What’s also bad about this bizarre twist of the law against Ani is to suggest that it’s Ani who is to blame for what happens to her. She’s not, of course, and the show makes it clear that her superior is really, infuriatingly patronizing when he suggests that “only someone fucked up would want to date a cop,” as Ani did. But there’s also, clearly, no option for her character in such a universe where such things happen–no other option than than to stifle her desire. It’s no accident, in other words, that the one moment we find it revealed that she expressed her sexuality, everything comes down to punish her. This narrative decision is so intent on proving some of the structural realities of oppression, it doesn’t really care about reflecting the experience of them, which would involve the depiction of something more than her desire’s dire consequences. Again, I’m left thinking that the show doesn’t give any screen time to women’s desire because it doesn’t know how to depict it other than as something that causes problems for Ani.

What the show does know how to depict, tellingly, is her impulsiveness—just like it knows how to depict this in all the men. That Ani calls the shots on going after the lead Amarillo makes the subsequent screwup all the more devastating for her. It’s of course amazing to watch, though we’re less certain of the point: the raid on the building, the slaughter of what seems like dozens of police and bystanders, the crash of the bus, the standoff with Amarillo that leads to his death. But what it also makes clear—besides just how much HBO can really produce something as impressive as any action movie—is that the show only really knows how to give dignity to her character by making her as fallible, if not more fallible, than a bunch of men. I guess that’s more accepting; but there’s a reason why it doesn’t entirely feel that way, too.

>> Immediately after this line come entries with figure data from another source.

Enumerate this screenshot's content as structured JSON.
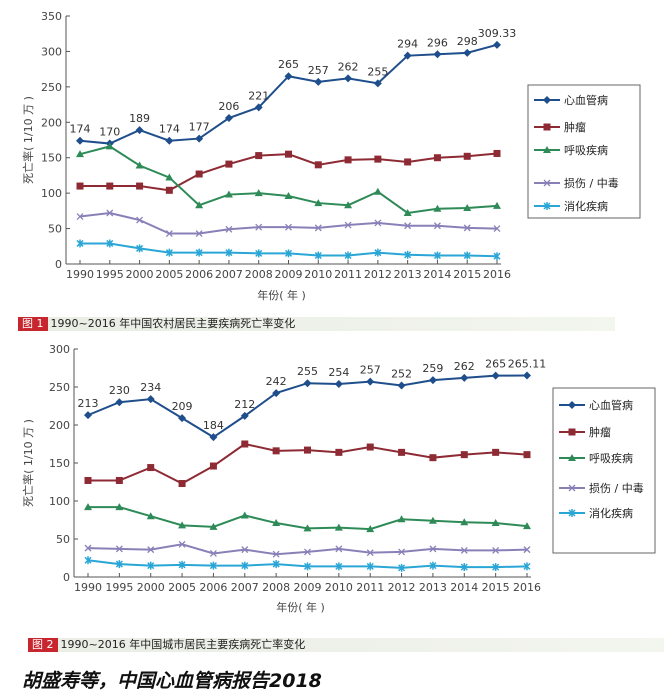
{
  "chart_data": [
    {
      "type": "line",
      "title": "1990~2016 年中国农村居民主要疾病死亡率变化",
      "figure_label": "图 1",
      "xlabel": "年份( 年 )",
      "ylabel": "死亡率( 1/10 万 )",
      "ylim": [
        0,
        350
      ],
      "yticks": [
        0,
        50,
        100,
        150,
        200,
        250,
        300,
        350
      ],
      "categories": [
        "1990",
        "1995",
        "2000",
        "2005",
        "2006",
        "2007",
        "2008",
        "2009",
        "2010",
        "2011",
        "2012",
        "2013",
        "2014",
        "2015",
        "2016"
      ],
      "legend": "right",
      "series": [
        {
          "name": "心血管病",
          "color": "#1f4e8c",
          "marker": "diamond",
          "values": [
            174,
            170,
            189,
            174,
            177,
            206,
            221,
            265,
            257,
            262,
            255,
            294,
            296,
            298,
            309.33
          ],
          "labels": [
            "174",
            "170",
            "189",
            "174",
            "177",
            "206",
            "221",
            "265",
            "257",
            "262",
            "255",
            "294",
            "296",
            "298",
            "309.33"
          ]
        },
        {
          "name": "肿瘤",
          "color": "#8e2a33",
          "marker": "square",
          "values": [
            110,
            110,
            110,
            104,
            127,
            141,
            153,
            155,
            140,
            147,
            148,
            144,
            150,
            152,
            156
          ]
        },
        {
          "name": "呼吸疾病",
          "color": "#2e8b57",
          "marker": "triangle",
          "values": [
            155,
            166,
            139,
            122,
            83,
            98,
            100,
            96,
            86,
            83,
            102,
            72,
            78,
            79,
            82
          ]
        },
        {
          "name": "损伤 / 中毒",
          "color": "#8a80b8",
          "marker": "x",
          "values": [
            67,
            72,
            62,
            43,
            43,
            49,
            52,
            52,
            51,
            55,
            58,
            54,
            54,
            51,
            50
          ]
        },
        {
          "name": "消化疾病",
          "color": "#2aa6d6",
          "marker": "star",
          "values": [
            29,
            29,
            22,
            16,
            16,
            16,
            15,
            15,
            12,
            12,
            16,
            13,
            12,
            12,
            11
          ]
        }
      ]
    },
    {
      "type": "line",
      "title": "1990~2016 年中国城市居民主要疾病死亡率变化",
      "figure_label": "图 2",
      "xlabel": "年份( 年 )",
      "ylabel": "死亡率( 1/10 万 )",
      "ylim": [
        0,
        300
      ],
      "yticks": [
        0,
        50,
        100,
        150,
        200,
        250,
        300
      ],
      "categories": [
        "1990",
        "1995",
        "2000",
        "2005",
        "2006",
        "2007",
        "2008",
        "2009",
        "2010",
        "2011",
        "2012",
        "2013",
        "2014",
        "2015",
        "2016"
      ],
      "legend": "right",
      "series": [
        {
          "name": "心血管病",
          "color": "#1f4e8c",
          "marker": "diamond",
          "values": [
            213,
            230,
            234,
            209,
            184,
            212,
            242,
            255,
            254,
            257,
            252,
            259,
            262,
            265,
            265.11
          ],
          "labels": [
            "213",
            "230",
            "234",
            "209",
            "184",
            "212",
            "242",
            "255",
            "254",
            "257",
            "252",
            "259",
            "262",
            "265",
            "265.11"
          ]
        },
        {
          "name": "肿瘤",
          "color": "#8e2a33",
          "marker": "square",
          "values": [
            127,
            127,
            144,
            123,
            146,
            175,
            166,
            167,
            164,
            171,
            164,
            157,
            161,
            164,
            161
          ]
        },
        {
          "name": "呼吸疾病",
          "color": "#2e8b57",
          "marker": "triangle",
          "values": [
            92,
            92,
            80,
            68,
            66,
            81,
            71,
            64,
            65,
            63,
            76,
            74,
            72,
            71,
            67
          ]
        },
        {
          "name": "损伤 / 中毒",
          "color": "#8a80b8",
          "marker": "x",
          "values": [
            38,
            37,
            36,
            43,
            31,
            36,
            30,
            33,
            37,
            32,
            33,
            37,
            35,
            35,
            36
          ]
        },
        {
          "name": "消化疾病",
          "color": "#2aa6d6",
          "marker": "star",
          "values": [
            22,
            17,
            15,
            16,
            15,
            15,
            17,
            14,
            14,
            14,
            12,
            15,
            13,
            13,
            14
          ]
        }
      ]
    }
  ],
  "footer": "胡盛寿等，中国心血管病报告2018"
}
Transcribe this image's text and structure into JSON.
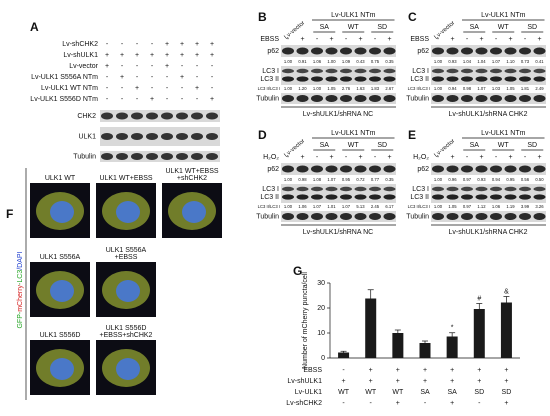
{
  "panel_a": {
    "label": "A",
    "rows": [
      {
        "name": "Lv-shCHK2",
        "signs": [
          "-",
          "-",
          "-",
          "-",
          "+",
          "+",
          "+",
          "+"
        ]
      },
      {
        "name": "Lv-shULK1",
        "signs": [
          "+",
          "+",
          "+",
          "+",
          "+",
          "+",
          "+",
          "+"
        ]
      },
      {
        "name": "Lv-vector",
        "signs": [
          "+",
          "-",
          "-",
          "-",
          "+",
          "-",
          "-",
          "-"
        ]
      },
      {
        "name": "Lv-ULK1 S556A NTm",
        "signs": [
          "-",
          "+",
          "-",
          "-",
          "-",
          "+",
          "-",
          "-"
        ]
      },
      {
        "name": "Lv-ULK1 WT NTm",
        "signs": [
          "-",
          "-",
          "+",
          "-",
          "-",
          "-",
          "+",
          "-"
        ]
      },
      {
        "name": "Lv-ULK1 S556D NTm",
        "signs": [
          "-",
          "-",
          "-",
          "+",
          "-",
          "-",
          "-",
          "+"
        ]
      }
    ],
    "blots": [
      "CHK2",
      "ULK1",
      "Tubulin"
    ]
  },
  "blot_panels": [
    {
      "label": "B",
      "vector": "Lv-vector",
      "header": "Lv-ULK1 NTm",
      "groups": [
        "SA",
        "WT",
        "SD"
      ],
      "treatment": "EBSS",
      "treatment_signs": [
        "-",
        "+",
        "-",
        "+",
        "-",
        "+",
        "-",
        "+"
      ],
      "p62_label": "p62",
      "p62_values": [
        "1.00",
        "0.91",
        "1.06",
        "1.00",
        "1.09",
        "0.43",
        "0.75",
        "0.35"
      ],
      "lc3_labels": [
        "LC3 I",
        "LC3 II"
      ],
      "ratio_label": "LC3 II/LC3 I",
      "lc3_ratio_values": [
        "1.00",
        "1.20",
        "1.00",
        "1.05",
        "2.76",
        "1.63",
        "1.83",
        "2.67"
      ],
      "loading": "Tubulin",
      "footer": "Lv-shULK1/shRNA NC"
    },
    {
      "label": "C",
      "vector": "Lv-vector",
      "header": "Lv-ULK1 NTm",
      "groups": [
        "SA",
        "WT",
        "SD"
      ],
      "treatment": "EBSS",
      "treatment_signs": [
        "-",
        "+",
        "-",
        "+",
        "-",
        "+",
        "-",
        "+"
      ],
      "p62_label": "p62",
      "p62_values": [
        "1.00",
        "0.93",
        "1.04",
        "1.04",
        "1.07",
        "1.10",
        "0.73",
        "0.41"
      ],
      "lc3_labels": [
        "LC3 I",
        "LC3 II"
      ],
      "ratio_label": "LC3 II/LC3 I",
      "lc3_ratio_values": [
        "1.00",
        "0.94",
        "0.98",
        "1.07",
        "1.03",
        "1.05",
        "1.81",
        "2.49"
      ],
      "loading": "Tubulin",
      "footer": "Lv-shULK1/shRNA CHK2"
    },
    {
      "label": "D",
      "vector": "Lv-vector",
      "header": "Lv-ULK1 NTm",
      "groups": [
        "SA",
        "WT",
        "SD"
      ],
      "treatment": "H₂O₂",
      "treatment_signs": [
        "-",
        "+",
        "-",
        "+",
        "-",
        "+",
        "-",
        "+"
      ],
      "p62_label": "p62",
      "p62_values": [
        "1.00",
        "0.98",
        "1.08",
        "1.07",
        "0.95",
        "0.72",
        "0.77",
        "0.35"
      ],
      "lc3_labels": [
        "LC3 I",
        "LC3 II"
      ],
      "ratio_label": "LC3 II/LC3 I",
      "lc3_ratio_values": [
        "1.00",
        "1.06",
        "1.07",
        "1.01",
        "1.07",
        "5.13",
        "2.45",
        "6.17"
      ],
      "loading": "Tubulin",
      "footer": "Lv-shULK1/shRNA NC"
    },
    {
      "label": "E",
      "vector": "Lv-vector",
      "header": "Lv-ULK1 NTm",
      "groups": [
        "SA",
        "WT",
        "SD"
      ],
      "treatment": "H₂O₂",
      "treatment_signs": [
        "-",
        "+",
        "-",
        "+",
        "-",
        "+",
        "-",
        "+"
      ],
      "p62_label": "p62",
      "p62_values": [
        "1.00",
        "0.96",
        "0.97",
        "0.93",
        "0.94",
        "0.95",
        "0.56",
        "0.50"
      ],
      "lc3_labels": [
        "LC3 I",
        "LC3 II"
      ],
      "ratio_label": "LC3 II/LC3 I",
      "lc3_ratio_values": [
        "1.00",
        "1.05",
        "0.97",
        "1.12",
        "1.06",
        "1.19",
        "3.99",
        "3.26"
      ],
      "loading": "Tubulin",
      "footer": "Lv-shULK1/shRNA CHK2"
    }
  ],
  "panel_f": {
    "label": "F",
    "stain_label": [
      {
        "text": "GFP-",
        "color": "#1fa31f"
      },
      {
        "text": "mCherry",
        "color": "#d42020"
      },
      {
        "text": "-LC3",
        "color": "#1fa31f"
      },
      {
        "text": "/DAPI",
        "color": "#2040d0"
      }
    ],
    "images": [
      {
        "caption": [
          "ULK1 WT"
        ]
      },
      {
        "caption": [
          "ULK1 WT+EBSS"
        ]
      },
      {
        "caption": [
          "ULK1 WT+EBSS",
          "+shCHK2"
        ]
      },
      {
        "caption": [
          "ULK1 S556A"
        ]
      },
      {
        "caption": [
          "ULK1 S556A",
          "+EBSS"
        ]
      },
      {
        "caption": [
          "ULK1 S556D"
        ]
      },
      {
        "caption": [
          "ULK1 S556D",
          "+EBSS+shCHK2"
        ]
      }
    ]
  },
  "chart_data": {
    "type": "bar",
    "label": "G",
    "y_label": "Number of mCherry puncta/cell",
    "values": [
      2.2,
      23.8,
      10,
      6,
      8.6,
      19.6,
      22.2
    ],
    "errors": [
      0.5,
      3.5,
      1.2,
      0.8,
      1.5,
      2.2,
      2.4
    ],
    "annotations": [
      null,
      null,
      null,
      null,
      "*",
      "#",
      "&"
    ],
    "color": "#1a1a1a",
    "ylim": [
      0,
      30
    ],
    "yticks": [
      0,
      10,
      20,
      30
    ],
    "conditions": [
      {
        "name": "EBSS",
        "values": [
          "-",
          "+",
          "+",
          "+",
          "+",
          "+",
          "+"
        ]
      },
      {
        "name": "Lv-shULK1",
        "values": [
          "+",
          "+",
          "+",
          "+",
          "+",
          "+",
          "+"
        ]
      },
      {
        "name": "Lv-ULK1",
        "values": [
          "WT",
          "WT",
          "WT",
          "SA",
          "SA",
          "SD",
          "SD"
        ]
      },
      {
        "name": "Lv-shCHK2",
        "values": [
          "-",
          "-",
          "+",
          "-",
          "+",
          "-",
          "+"
        ]
      }
    ]
  }
}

And this is why, to me, the show seems to increasingly stand or fall with what happens to Ani. There has to be a way for her to come out of this alive. What Molly Lambert said last week of Ani is (as usual) so right: there’s so much that Rachel McAdams brings to the character. There’s above all a sense of defiance of the fatedness that pollutes the narrative vision Pizzolatto has for his world here: she’s not, usually, making a choice between resignedness and self-destruction like the rest of the men. She’s choosing between survival and gambling. But I’m also increasingly sure that the show is not invested in any redemptive qualities any character might have, and maybe even sees them as a form of indignity—as something that the rest of the men in the story lack (think of Frank) but are more human (according to the show) for lacking. It seems determined to lay everybody low in a big storm of bullets like in that final shootout, and I’m not sure the character is going to escape this drift of things. Everything we may like in what McAdams gives Ani might have to be left behind as the show brings everyone further towards the inevitable dreary heavy-handed tragic conclusion.